Les grands peintres : Camille sur son lit de mort : le deuil d’un grand peintre
Par Myriam Bourdeau-Potvin
Tous ceux qui connaissent l’art de Claude Monet sont habitués de voir ses nénuphars printaniers, ses coquelicots des champs ou ses soleils levants. L’œuvre que Mary-Dailey Desmarais a présentée, jeudi dernier au Musée des beaux-arts du Canada, révélait au contraire une partie plutôt obscure de la vie du peintre, soit le deuil qu’il vécut après la mort de sa première femme, Camille.
En parallèle avec l’exposition Monet : un pont vers la modernité, Mary-Dailey Desmarais, conservatrice, conférencière et doctorante de Yale en Histoire de l’art, propose de jeter un autre genre de pont vers les œuvres du grand peintre. En faisant de Camille sur son lit de mort la pièce maîtresse de son exposition, Desmarais cherche à mettre de l’avant d’autres aspects du parcours créatif de Monet, soit « le besoin compulsif de capturer la réalité extérieure et celui de créer une réalité méritant d’être représentée sur toile ».

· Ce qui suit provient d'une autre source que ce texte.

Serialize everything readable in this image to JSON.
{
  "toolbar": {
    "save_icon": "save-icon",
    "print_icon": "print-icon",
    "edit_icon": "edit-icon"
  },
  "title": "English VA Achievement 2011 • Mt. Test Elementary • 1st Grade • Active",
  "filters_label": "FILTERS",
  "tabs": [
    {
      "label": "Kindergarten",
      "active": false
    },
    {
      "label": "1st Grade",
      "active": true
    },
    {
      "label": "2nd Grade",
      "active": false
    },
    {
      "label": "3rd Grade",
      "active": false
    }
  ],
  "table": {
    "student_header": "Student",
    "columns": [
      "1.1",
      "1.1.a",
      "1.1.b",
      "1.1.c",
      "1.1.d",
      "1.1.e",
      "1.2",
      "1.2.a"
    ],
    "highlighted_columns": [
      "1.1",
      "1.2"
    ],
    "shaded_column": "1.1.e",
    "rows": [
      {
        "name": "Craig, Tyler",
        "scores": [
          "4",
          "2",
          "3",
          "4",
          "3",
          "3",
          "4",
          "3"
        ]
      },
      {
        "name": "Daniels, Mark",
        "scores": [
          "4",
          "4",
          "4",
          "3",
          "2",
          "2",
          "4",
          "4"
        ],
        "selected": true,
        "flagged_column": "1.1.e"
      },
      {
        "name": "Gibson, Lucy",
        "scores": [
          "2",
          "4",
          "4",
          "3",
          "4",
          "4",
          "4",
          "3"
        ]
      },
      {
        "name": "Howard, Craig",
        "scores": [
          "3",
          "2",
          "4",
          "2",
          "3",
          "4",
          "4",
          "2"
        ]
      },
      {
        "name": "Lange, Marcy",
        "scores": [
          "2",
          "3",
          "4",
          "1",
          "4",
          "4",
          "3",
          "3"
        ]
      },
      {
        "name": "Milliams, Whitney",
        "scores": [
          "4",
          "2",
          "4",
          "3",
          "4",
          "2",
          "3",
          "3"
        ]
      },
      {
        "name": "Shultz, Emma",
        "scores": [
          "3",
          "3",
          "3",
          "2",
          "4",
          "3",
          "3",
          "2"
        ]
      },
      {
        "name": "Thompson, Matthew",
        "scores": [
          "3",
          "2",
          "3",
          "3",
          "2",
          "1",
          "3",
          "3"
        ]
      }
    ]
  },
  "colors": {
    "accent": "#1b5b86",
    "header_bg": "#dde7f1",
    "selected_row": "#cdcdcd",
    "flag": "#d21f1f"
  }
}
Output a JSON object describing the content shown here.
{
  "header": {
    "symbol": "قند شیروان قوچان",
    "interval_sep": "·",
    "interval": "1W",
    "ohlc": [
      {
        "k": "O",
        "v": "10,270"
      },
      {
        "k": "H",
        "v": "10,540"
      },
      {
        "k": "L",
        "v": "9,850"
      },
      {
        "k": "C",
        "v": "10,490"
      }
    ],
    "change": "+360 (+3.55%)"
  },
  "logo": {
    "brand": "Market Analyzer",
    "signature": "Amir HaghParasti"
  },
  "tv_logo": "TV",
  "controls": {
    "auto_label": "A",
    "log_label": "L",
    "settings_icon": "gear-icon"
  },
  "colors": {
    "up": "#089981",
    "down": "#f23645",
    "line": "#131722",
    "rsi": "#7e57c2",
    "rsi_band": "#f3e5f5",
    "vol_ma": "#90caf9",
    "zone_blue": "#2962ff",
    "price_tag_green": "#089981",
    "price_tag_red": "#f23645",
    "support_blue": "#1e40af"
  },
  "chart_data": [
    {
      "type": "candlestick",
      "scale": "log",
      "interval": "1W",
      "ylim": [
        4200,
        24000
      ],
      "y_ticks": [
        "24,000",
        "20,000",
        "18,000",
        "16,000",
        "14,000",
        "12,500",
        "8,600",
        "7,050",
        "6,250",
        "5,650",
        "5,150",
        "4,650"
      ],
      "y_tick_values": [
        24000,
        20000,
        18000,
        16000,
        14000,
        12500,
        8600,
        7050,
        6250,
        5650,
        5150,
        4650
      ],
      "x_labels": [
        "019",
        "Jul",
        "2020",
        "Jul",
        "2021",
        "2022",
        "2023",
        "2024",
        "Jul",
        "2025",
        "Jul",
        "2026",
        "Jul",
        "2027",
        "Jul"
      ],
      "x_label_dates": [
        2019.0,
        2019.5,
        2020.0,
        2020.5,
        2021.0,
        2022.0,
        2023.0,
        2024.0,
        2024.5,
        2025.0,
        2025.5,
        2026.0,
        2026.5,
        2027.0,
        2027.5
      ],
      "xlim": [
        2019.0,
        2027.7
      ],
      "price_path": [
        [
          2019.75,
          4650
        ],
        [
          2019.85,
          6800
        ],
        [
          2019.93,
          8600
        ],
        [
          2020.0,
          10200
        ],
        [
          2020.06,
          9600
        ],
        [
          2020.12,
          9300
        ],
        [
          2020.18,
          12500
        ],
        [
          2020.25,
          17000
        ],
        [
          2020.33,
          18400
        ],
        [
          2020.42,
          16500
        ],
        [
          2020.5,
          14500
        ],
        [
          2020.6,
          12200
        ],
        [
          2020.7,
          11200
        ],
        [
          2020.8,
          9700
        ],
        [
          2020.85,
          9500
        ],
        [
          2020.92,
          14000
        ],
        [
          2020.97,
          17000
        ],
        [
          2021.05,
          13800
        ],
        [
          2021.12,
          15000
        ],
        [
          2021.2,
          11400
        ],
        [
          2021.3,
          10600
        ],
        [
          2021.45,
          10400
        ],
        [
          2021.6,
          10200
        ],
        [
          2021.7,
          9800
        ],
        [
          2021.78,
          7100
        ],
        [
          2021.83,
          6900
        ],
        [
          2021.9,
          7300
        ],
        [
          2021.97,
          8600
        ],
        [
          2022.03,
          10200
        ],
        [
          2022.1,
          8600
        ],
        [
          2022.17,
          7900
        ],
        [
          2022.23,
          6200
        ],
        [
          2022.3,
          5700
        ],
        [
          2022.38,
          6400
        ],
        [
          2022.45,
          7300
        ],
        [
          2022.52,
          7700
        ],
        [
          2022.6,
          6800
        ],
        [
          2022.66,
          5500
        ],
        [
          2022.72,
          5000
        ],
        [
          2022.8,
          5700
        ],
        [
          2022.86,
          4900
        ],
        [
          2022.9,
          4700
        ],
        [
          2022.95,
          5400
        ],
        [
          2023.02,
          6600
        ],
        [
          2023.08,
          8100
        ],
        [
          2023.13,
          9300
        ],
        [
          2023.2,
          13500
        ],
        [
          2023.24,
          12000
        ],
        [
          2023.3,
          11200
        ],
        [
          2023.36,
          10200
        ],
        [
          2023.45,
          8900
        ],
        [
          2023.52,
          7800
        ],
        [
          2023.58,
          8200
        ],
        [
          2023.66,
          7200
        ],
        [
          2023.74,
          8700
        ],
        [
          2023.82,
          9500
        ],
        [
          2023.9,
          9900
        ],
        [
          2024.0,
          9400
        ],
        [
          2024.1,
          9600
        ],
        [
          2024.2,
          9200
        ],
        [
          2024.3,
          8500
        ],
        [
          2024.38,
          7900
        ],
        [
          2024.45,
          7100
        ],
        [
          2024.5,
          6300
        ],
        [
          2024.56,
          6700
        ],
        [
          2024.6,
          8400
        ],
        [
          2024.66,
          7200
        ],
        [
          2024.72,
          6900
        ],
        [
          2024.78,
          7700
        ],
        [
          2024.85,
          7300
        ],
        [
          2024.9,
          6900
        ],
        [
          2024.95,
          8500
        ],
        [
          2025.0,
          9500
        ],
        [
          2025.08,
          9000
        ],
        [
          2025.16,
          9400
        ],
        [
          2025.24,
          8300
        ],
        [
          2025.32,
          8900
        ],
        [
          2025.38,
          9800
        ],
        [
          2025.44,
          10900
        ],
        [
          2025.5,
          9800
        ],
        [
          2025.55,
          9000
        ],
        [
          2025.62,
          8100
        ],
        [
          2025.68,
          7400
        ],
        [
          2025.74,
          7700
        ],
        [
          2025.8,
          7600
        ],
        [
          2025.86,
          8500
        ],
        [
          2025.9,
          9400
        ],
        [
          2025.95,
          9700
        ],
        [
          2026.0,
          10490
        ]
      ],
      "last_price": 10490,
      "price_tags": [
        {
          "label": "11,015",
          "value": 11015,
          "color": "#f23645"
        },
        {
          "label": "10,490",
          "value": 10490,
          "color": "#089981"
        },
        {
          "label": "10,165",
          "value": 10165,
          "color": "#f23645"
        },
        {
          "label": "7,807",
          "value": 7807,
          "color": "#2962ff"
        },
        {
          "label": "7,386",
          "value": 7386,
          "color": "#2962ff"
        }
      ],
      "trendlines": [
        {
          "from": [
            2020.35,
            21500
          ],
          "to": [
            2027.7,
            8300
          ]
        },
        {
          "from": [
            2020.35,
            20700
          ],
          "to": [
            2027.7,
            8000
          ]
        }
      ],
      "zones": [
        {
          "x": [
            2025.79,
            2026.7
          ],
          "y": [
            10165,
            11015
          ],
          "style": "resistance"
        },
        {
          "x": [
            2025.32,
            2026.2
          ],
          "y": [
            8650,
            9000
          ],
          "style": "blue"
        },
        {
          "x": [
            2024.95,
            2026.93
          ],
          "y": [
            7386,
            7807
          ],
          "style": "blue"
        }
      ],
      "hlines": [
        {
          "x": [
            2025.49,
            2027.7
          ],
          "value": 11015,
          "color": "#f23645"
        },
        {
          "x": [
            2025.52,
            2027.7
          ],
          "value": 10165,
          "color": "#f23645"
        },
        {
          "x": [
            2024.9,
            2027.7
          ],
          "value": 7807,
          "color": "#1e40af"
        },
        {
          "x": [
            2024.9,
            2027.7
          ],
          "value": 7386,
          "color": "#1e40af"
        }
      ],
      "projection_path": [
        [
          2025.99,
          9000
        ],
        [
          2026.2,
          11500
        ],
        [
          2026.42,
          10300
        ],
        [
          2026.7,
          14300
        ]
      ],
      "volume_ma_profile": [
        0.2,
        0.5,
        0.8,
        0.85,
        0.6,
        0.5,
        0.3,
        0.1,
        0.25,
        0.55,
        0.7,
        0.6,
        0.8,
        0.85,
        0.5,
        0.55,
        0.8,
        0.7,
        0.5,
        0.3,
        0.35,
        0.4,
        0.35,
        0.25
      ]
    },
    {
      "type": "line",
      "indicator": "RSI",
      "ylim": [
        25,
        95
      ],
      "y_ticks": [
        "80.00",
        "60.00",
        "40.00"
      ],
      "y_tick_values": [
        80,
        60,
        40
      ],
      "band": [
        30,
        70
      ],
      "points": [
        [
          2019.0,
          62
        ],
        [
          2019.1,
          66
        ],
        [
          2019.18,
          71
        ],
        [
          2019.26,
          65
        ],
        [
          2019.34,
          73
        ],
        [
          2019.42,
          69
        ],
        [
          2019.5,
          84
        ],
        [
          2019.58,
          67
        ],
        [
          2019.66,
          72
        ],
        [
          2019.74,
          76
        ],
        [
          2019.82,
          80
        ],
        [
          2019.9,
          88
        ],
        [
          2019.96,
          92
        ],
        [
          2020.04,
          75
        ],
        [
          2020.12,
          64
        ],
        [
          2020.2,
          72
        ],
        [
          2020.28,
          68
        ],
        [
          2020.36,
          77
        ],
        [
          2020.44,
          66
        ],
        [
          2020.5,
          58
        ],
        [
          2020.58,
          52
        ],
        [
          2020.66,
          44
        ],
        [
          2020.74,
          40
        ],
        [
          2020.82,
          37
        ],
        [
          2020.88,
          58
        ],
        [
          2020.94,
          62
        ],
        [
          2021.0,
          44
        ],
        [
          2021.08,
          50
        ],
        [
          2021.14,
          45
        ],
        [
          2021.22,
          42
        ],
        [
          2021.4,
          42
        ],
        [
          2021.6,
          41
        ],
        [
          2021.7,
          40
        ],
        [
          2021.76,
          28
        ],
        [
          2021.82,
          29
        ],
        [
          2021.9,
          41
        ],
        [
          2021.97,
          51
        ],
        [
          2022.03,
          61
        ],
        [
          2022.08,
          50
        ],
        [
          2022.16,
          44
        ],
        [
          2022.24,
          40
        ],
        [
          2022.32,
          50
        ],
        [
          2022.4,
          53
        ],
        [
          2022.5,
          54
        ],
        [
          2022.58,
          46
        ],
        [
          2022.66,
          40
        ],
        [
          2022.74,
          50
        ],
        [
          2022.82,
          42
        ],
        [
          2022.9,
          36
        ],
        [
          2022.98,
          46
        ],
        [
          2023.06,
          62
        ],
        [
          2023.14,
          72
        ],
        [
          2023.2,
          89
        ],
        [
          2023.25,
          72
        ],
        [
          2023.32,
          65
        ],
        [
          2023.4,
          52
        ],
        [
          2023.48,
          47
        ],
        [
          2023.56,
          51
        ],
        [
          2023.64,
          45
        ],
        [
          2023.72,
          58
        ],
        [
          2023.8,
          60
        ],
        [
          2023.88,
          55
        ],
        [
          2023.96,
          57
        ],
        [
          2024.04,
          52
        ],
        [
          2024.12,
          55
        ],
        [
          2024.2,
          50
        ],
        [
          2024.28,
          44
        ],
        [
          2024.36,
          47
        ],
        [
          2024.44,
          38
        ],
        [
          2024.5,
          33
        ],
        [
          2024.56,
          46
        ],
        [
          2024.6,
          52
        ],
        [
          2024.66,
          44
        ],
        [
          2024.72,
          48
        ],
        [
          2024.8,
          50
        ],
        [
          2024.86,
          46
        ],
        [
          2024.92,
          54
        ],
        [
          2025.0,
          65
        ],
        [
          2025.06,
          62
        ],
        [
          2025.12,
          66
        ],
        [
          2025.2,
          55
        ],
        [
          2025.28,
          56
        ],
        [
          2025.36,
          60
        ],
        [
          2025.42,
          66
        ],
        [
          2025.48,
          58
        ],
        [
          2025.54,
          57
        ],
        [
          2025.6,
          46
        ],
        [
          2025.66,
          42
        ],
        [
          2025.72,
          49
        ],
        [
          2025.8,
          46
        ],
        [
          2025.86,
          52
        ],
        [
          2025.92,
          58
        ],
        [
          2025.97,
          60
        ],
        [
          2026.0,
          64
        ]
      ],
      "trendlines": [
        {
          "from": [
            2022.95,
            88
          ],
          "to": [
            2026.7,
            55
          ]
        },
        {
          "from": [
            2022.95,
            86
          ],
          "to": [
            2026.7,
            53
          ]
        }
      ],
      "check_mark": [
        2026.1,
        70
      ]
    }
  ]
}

Une question de perspective
Monet peint la mort de Camille à une époque où les perceptions humaines sont de plus en plus remises en question : la découverte des rayons UV, de l’équation calculant la vitesse de la lumière et surtout le développement de la photographie ont contribué à ce changement de perspective. À cette époque, la mort était beaucoup plus accessible au regard populaire, que ce soit par l’entremise d’un portrait du proche décédé sur leur lit de mort ou encore de vitrines exposant carrément les cadavres aux passants. « Les morgues étaient ouvertes au public et servaient d’attraction populaire », explique Desmarais. L’œuvre de Monet contraste cependant avec cette tradition : « les portraits de mort du 19e siècle se concentraient normalement sur les détails physiques et les caractéristiques faciales du défunt, alors que la toile de Monet illustre une vision fantomatique de Camille. »
L’enveloppe
« L’unité visible en ensemble à la surface de la toile est ce que Monet appelait l’enveloppe, où la même lumière est répartie uniformément », explique l’historienne. La notion d’« enveloppe » prend tout son sens dans cette toile troublante et spectrale : les nuances de blanc, de gris, de rose et de bleu permettent en quelque sorte de voir l’air ambiant, caractéristique du mouvement impressionniste. « En appliquant chaque couche de peinture par-dessus le visage de Camille, ces détails s’obscurcissent. Il en résulte un aveuglement où l’attention n’est non pas dirigée sur le sujet, mais plutôt sur l’air qui l’entoure, normalement invisible à l’œil nu. »
Une œuvre sous-estimée
La conférencière explique sa passion pour cette toile, qui est pourtant jugée comme une incohérence avec le Monet canonique : « Camille sur son lit de mort est l’œuvre la plus triste que Monet ait créé. C’est une œuvre qui raconte la perte, la mort. C’est l’œuvre qui parle du départ d’un être cher, une femme et une mère. Toutefois, Camille sur son lit de mort est également une œuvre qui raconte le processus de la mort, ou selon les mots de Monet “les couleurs de la mort” ». Le peintre affirmait aussi que : « la couleur est mon obsession quotidienne, ma joie et mon tourment »; et il est indéniable que l’exposition de Desmarais présente cette réalité avec justesse.